Despertó dos horas después, cuando las pesadillas se hicieron insoportables. Conn Materazzi seguía inconsciente, pero ahora estaba blanco como la muerte. Cale comprendía que al menos tenía que encontrar agua, pero seguía agotado, y durante diez minutos permaneció simplemente sentado, como si sufriera un trance espantoso. Pronto Conn empezó a gemir y a moverse nerviosamente; despertó para encontrarse a Cale, que lo observaba. Gritó, horrorizado y confundido.
—Calmaos. Estáis bien. —Aterrorizado, con ojos como platos, Conn intentó alejarse de Cale. Gritó de dolor—. Yo que vos no intentaría moverme —explicó Cale—: Tenéis roto el fémur.

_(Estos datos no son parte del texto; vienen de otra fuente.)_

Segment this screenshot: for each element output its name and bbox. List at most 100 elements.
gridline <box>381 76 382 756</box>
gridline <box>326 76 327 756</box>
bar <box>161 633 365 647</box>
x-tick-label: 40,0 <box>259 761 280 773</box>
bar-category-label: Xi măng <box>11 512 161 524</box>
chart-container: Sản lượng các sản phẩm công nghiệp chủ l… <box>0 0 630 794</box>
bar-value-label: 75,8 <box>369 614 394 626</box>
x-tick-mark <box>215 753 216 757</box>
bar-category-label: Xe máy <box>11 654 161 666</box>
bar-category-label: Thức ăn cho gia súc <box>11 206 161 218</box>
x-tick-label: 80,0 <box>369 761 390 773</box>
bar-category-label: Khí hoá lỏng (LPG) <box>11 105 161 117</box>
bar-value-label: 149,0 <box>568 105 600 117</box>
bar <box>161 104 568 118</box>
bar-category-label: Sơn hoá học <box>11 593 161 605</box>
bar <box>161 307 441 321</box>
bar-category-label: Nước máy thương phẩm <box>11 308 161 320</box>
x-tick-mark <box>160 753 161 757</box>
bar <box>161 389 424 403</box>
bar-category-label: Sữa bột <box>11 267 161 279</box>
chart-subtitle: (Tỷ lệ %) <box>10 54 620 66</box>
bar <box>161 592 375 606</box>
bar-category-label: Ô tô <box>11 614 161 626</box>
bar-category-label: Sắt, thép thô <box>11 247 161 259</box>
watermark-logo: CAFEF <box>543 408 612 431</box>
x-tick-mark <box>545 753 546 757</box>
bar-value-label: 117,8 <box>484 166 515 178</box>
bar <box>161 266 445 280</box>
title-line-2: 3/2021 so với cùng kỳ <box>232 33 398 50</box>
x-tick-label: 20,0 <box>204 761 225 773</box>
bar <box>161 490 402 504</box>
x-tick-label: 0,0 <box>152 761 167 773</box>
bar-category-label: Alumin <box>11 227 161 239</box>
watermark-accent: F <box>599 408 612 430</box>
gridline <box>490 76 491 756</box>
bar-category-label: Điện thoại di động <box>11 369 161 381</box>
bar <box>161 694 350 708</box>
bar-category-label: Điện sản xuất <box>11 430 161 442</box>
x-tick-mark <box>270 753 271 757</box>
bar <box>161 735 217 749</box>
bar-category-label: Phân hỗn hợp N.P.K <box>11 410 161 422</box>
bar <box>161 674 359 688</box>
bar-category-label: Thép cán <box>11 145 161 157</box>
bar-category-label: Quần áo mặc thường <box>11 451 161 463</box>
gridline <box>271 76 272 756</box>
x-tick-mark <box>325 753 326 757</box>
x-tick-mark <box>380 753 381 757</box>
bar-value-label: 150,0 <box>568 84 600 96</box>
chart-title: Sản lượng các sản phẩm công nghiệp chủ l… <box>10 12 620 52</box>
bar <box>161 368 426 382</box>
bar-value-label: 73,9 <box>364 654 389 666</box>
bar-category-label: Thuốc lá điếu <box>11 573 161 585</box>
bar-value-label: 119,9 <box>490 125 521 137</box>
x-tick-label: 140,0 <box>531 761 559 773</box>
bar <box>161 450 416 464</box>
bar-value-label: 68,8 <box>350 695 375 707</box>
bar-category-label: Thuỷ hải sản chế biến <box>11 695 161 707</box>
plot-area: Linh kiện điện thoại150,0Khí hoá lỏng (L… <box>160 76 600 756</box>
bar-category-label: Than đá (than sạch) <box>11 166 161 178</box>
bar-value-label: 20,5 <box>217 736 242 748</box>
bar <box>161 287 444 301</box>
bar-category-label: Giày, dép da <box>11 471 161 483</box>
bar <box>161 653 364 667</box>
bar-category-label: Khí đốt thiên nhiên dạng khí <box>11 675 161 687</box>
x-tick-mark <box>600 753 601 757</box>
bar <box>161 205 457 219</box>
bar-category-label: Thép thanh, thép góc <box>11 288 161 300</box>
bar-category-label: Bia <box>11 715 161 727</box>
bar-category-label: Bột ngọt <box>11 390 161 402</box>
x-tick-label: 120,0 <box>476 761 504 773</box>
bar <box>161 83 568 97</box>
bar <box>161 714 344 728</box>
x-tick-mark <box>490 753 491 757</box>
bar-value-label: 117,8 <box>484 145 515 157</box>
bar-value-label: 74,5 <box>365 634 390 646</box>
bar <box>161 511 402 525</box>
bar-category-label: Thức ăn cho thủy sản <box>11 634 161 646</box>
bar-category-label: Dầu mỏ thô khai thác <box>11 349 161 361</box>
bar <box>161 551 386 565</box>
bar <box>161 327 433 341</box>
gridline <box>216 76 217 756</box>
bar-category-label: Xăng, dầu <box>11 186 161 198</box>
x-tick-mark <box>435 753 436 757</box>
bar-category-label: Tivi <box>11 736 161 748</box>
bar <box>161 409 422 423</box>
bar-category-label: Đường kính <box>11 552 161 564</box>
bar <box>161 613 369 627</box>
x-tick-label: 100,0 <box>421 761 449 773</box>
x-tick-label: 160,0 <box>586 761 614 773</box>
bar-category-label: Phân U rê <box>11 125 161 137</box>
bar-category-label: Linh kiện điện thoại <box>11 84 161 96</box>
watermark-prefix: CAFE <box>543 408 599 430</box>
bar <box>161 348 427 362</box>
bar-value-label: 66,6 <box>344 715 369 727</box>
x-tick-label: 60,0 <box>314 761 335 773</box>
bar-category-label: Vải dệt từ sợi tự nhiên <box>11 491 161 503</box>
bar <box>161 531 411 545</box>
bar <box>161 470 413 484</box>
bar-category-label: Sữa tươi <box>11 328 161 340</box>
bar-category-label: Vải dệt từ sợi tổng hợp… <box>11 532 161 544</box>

Durante un par de minutos, Conn no dijo nada, pues el terrible dolor de la pierna se calmaba de manera muy lenta.
—¿Qué ha ocurrido? —preguntó al fin.
Cale se lo explicó. Cuando acabó, Conn se quedó callado durante algún tiempo.
—El caso es que no llegué a ver ninguno —explicó cuando por fin se decidió a hablar—. A ningún redentor, quiero decir. Ni uno. ¿Hay agua?
La profunda desesperanza y sufrimiento de Conn, así como el terrible estado en que se encontraba, empezaban a provocar en Cale tanto piedad como irritación.
—Vi algo de humo justo antes de que entráramos aquí —dijo Cale—. Ayer me pareció oír algo sobre una aldea cerca de la colina.
—Regresaré en cuanto pueda. —Le quitó la armadura al caballo, y desprendió todo lo que pudo de la cota de malla de su lomo y flancos antes de sacarlo al camino. Montó y le acarició la parte de arriba de la cabeza.
—Gracias —le dijo al caballo y, entonces, lo puso en marcha.